Rubem Fonseca não falou, mas agiu. Moveu uma ação contra a União por perdas materiais e danos morais. Num primeiro julgamento, em 1980, o juiz manteve a proibição mas fez uma ressalva: o livro, segundo ele, não agredia os bons costumes, mas incitava a violência. Enquanto os leitores brasileiros faziam fila com amigos que tinham um exemplar, o livro era publicado na Espanha e na França. Seria liberado no Brasil em 1985, mas reeditado apenas quatro anos depois, quando o autor ganhou a ação na Justiça.

 

 

 

 

 

 

 

 

 

 

 

1975

Um indivíduo contra o sistema

Michael Douglas é hoje um veterano ator que fica bem como poucos naqueles papéis de sério e respeitável executivo. Mas quando o filho de Kirk Douglas estreou à vera na carreira de executivo cinematográfico, em 1975, era um jovem rebelde, cheio de idéias da contracultura que queria ver transpostas para a tela. Tanto que sua primeira incursão como produtor—em parceria com Saul Zacntz—rendeu um marco dos anos 70, "Um estranho no ninho" ("One flew over the cuckoo's nest"), adaptação do romance contestatório de Ken Kesey, que já tinha sido transformada em peça teatral por Dale Wasserman.

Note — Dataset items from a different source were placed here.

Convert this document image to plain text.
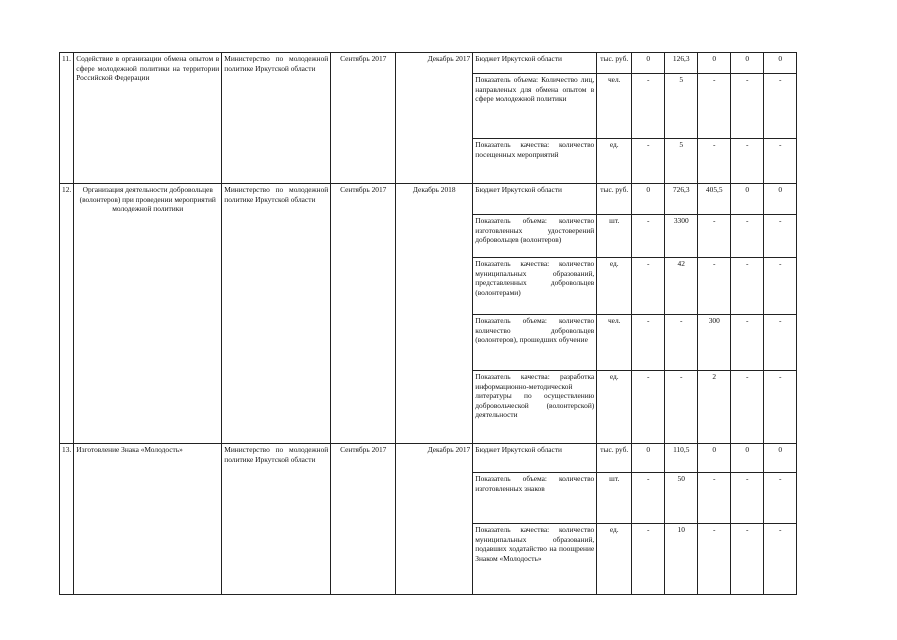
11.	Содействие в организации обмена опытом в сфере молодежной политики на территории Российской Федерации	Министерство по молодежной политике Иркутской области	Сентябрь 2017	Декабрь 2017	Бюджет Иркутской области	тыс. руб.	0	126,3	0	0	0
					Показатель объема: Количество лиц, направленых для обмена опытом в сфере молодежной политики	чел.	-	5	-	-	-
					Показатель качества: количество посещенных мероприятий	ед.	-	5	-	-	-
12.	Организация деятельности добровольцев (волонтеров) при проведении мероприятий молодежной политики	Министерство по молодежной политике Иркутской области	Сентябрь 2017	Декабрь 2018	Бюджет Иркутской области	тыс. руб.	0	726,3	405,5	0	0
					Показатель объема: количество изготовленных удостоверений добровольцев (волонтеров)	шт.	-	3300	-	-	-
					Показатель качества: количество муниципальных образований, представленных добровольцев (волонтерами)	ед.	-	42	-	-	-
					Показатель объема: количество количество добровольцев (волонтеров), прошедших обучение	чел.	-	-	300	-	-
					Показатель качества: разработка информационно-методической литературы по осуществлению добровольческой (волонтерской) деятельности	ед.	-	-	2	-	-
13.	Изготовление Знака «Молодость»	Министерство по молодежной политике Иркутской области	Сентябрь 2017	Декабрь 2017	Бюджет Иркутской области	тыс. руб.	0	110,5	0	0	0
					Показатель объема: количество изготовленных знаков	шт.	-	50	-	-	-
					Показатель качества: количество муниципальных образований, подавших ходатайство на поощрение Знаком «Молодость»	ед.	-	10	-	-	-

Jack Nicholson e Randle Patrick McMurphy, um condenado que tenta se livrar de trabalhos forçados na prisão passando-se por louco. Um típico espirito livre daquela época de fins do movimento hippie, Randle vai para um manicômio e contamina os loucos de verdade com seu comportamento de maluco-beleza, virando o agente catalisador de uma quase rebelião entre os internos. Mas descobre, como tantos na época, que era impossível mudar por dentro o sistema. Este reage, pesadamente, na forma da enfermeira linha-dura Mildred Ratched (Louise Fletcher).

Com um produtor estreante e um tema delicado e polêmico, "Um estranho no ninho" manteve seu esquema de cinema de risco até na escolha do diretor. O tcheco Milos Forman tinha apenas seis anos de Estados Unidos e meros dois filmes americanos no currículo (sendo que um deles era um dos episódios de "Visions of eight", documentário de vários diretores sobre as Olimpíadas de 1972) quando recebeu a tarefa de transformar—com um orçamento de US$ 3 milhões—o livro de Ken Kesey em película. O resultado foi um sucesso muito acima do esperado. "Um estranho no ninho" faturou US$ 112 milhões no mercado americano e virou sucesso internacional.

O drama levou os cinco prêmios mais cobiçados do Oscar: os de filme, diretor, ator (Nicholson), atriz (Fletcher) e roteiro (adaptado por Lawrence Hauben e Bo Goldman), repetindo pela primeira vez a façanha da comédia de Frank Capra "Aconteceu naquela noite", de 1934. Recebeu ainda indicações nas categorias fotografia, montagem, música e ator coadjuvante (Brad Dourif). A premiada atuação de Nicholson o pôs no patamar de super-astro, no qual se mantêm firme até hoje. Douglas voltaria a faturar com o cinema de protesto em 1979, com "Síndrome da China".